Il y aura sans doute des cas où l’on pourra démontrer que le médecin coordonnateur n’a pas bénéficié des moyens nécessaires pour remplir ses obligations.
On pense notamment à des EHPAD au sein desquels la désorganisation est telle qu’elle ne pouvait que conduire un non-respect de ses obligations par le médecin coordonnateur.
Toutefois il faudra démontrer la connaissance par le directeur de ces difficultés et sa volonté de ne pas y remédier.
En outre l’infraction qu’il paraît le plus opportun de retenir pourrait être celle de mise en danger de la vie d’autrui qui n’est pas en soi une infraction facile à caractériser notamment au regard de la démonstration de la violation d’une obligation particulière de sécurité ou de prudence.
En l’espèce, il pourrait s’agir de celles imposées par le guide dont le caractère normatif ne manquerait alors pas d’être contesté.
En conséquence si la responsabilité pénale des EHPAD ainsi que celle de leur chef d’établissement ne semble pas pouvoir être aisément retenue, la responsabilité civile est quant à elle davantage encline à l’être.

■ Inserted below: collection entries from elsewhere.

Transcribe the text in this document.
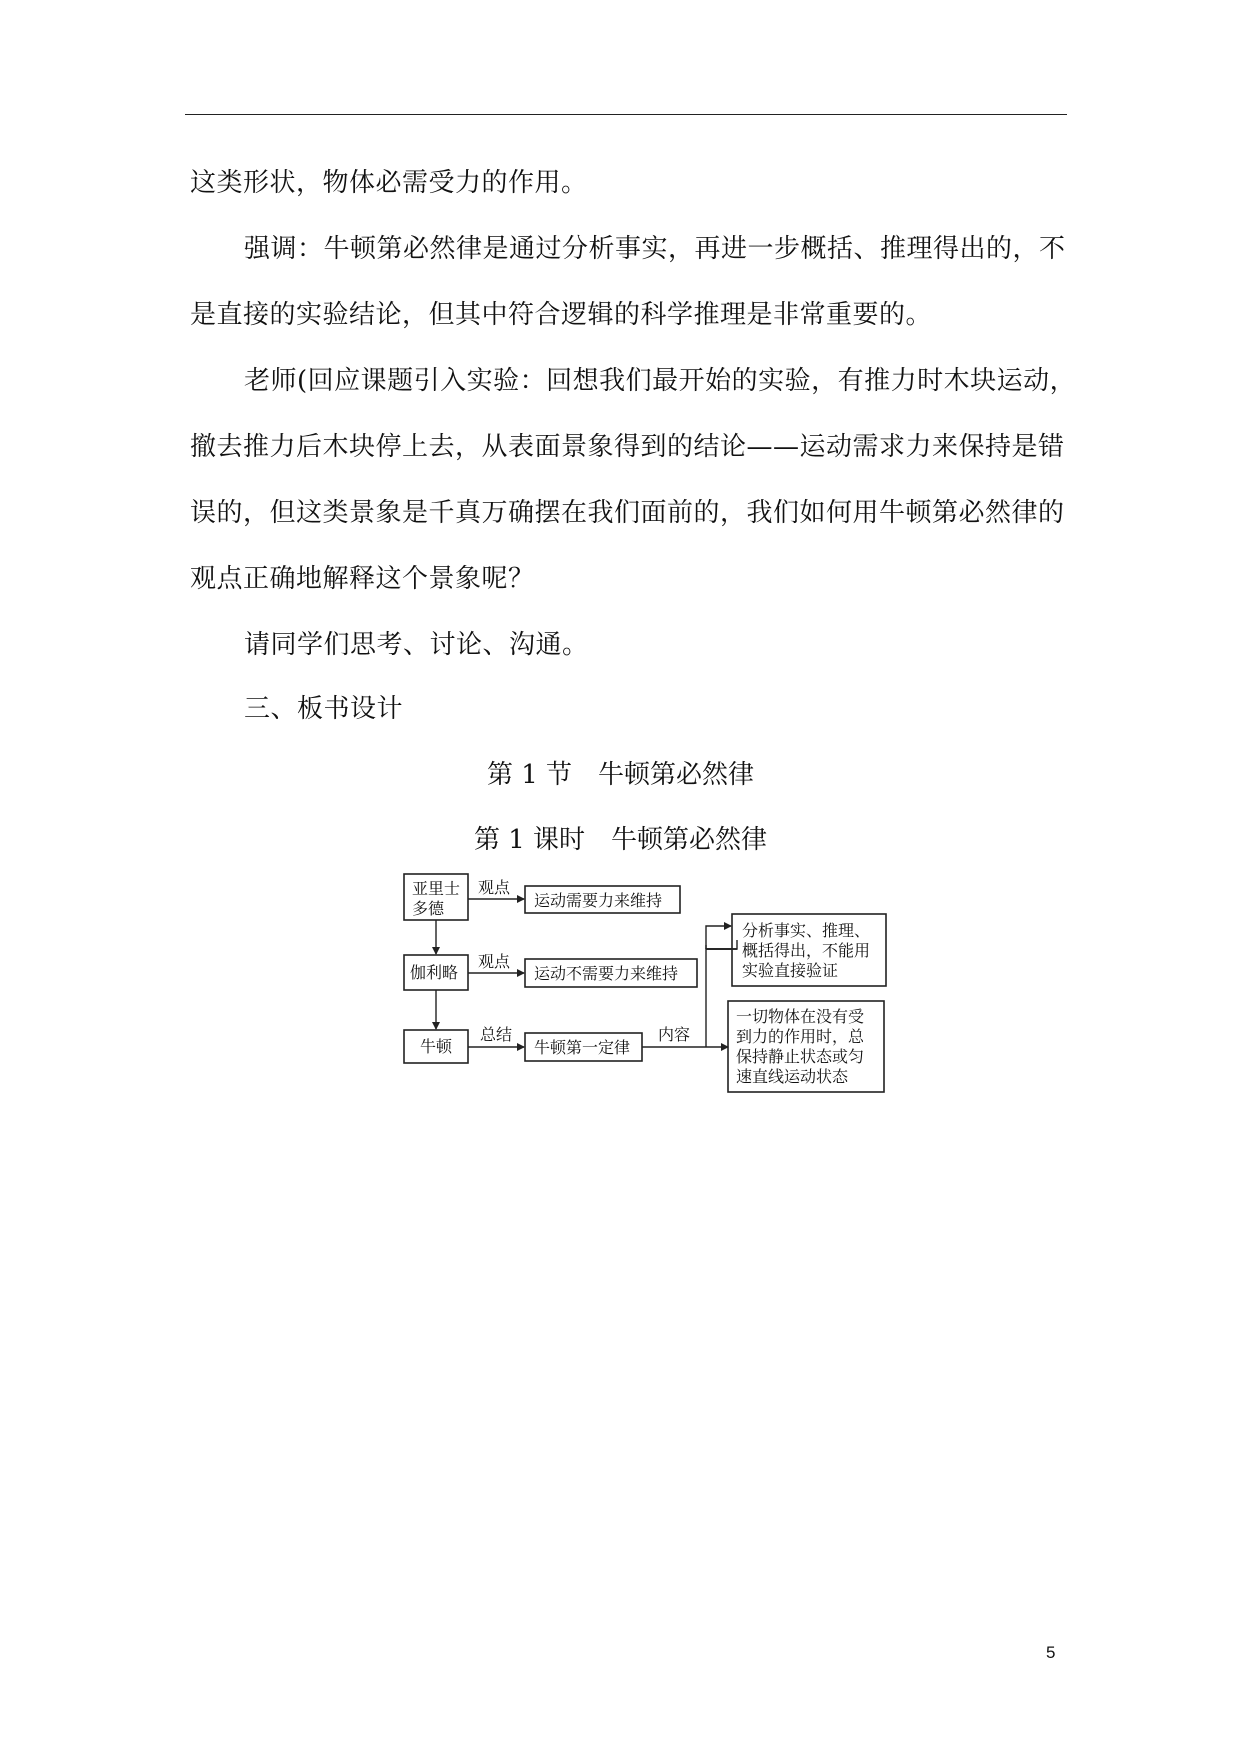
这类形状，物体必需受力的作用。
强调：牛顿第必然律是通过分析事实，再进一步概括、推理得出的，不
是直接的实验结论，但其中符合逻辑的科学推理是非常重要的。
老师(回应课题引入实验：回想我们最开始的实验，有推力时木块运动，
撤去推力后木块停上去，从表面景象得到的结论——运动需求力来保持是错
误的，但这类景象是千真万确摆在我们面前的，我们如何用牛顿第必然律的
观点正确地解释这个景象呢？
请同学们思考、讨论、沟通。
三、板书设计
第 1 节　牛顿第必然律
第 1 课时　牛顿第必然律
亚里士
多德
伽利略
牛顿
运动需要力来维持
运动不需要力来维持
牛顿第一定律
观点
观点
总结	内容
分析事实、推理、
概括得出，不能用
实验直接验证
一切物体在没有受
到力的作用时，总
保持静止状态或匀
速直线运动状态
5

En revanche, de façon très pragmatique, que d’aucuns qualifieraient de cynisme, les préjudices en lien avec les fautes ne sauraient être très importants, s’agissant d’une population âgée dont la perte de chance de survie, fût-elle démontrée, se traduiraient par l’allocation de sommes peu importantes, qu’il reviendrait de surcroit aux assurances de prendre en charge, déduction faite de la franchise.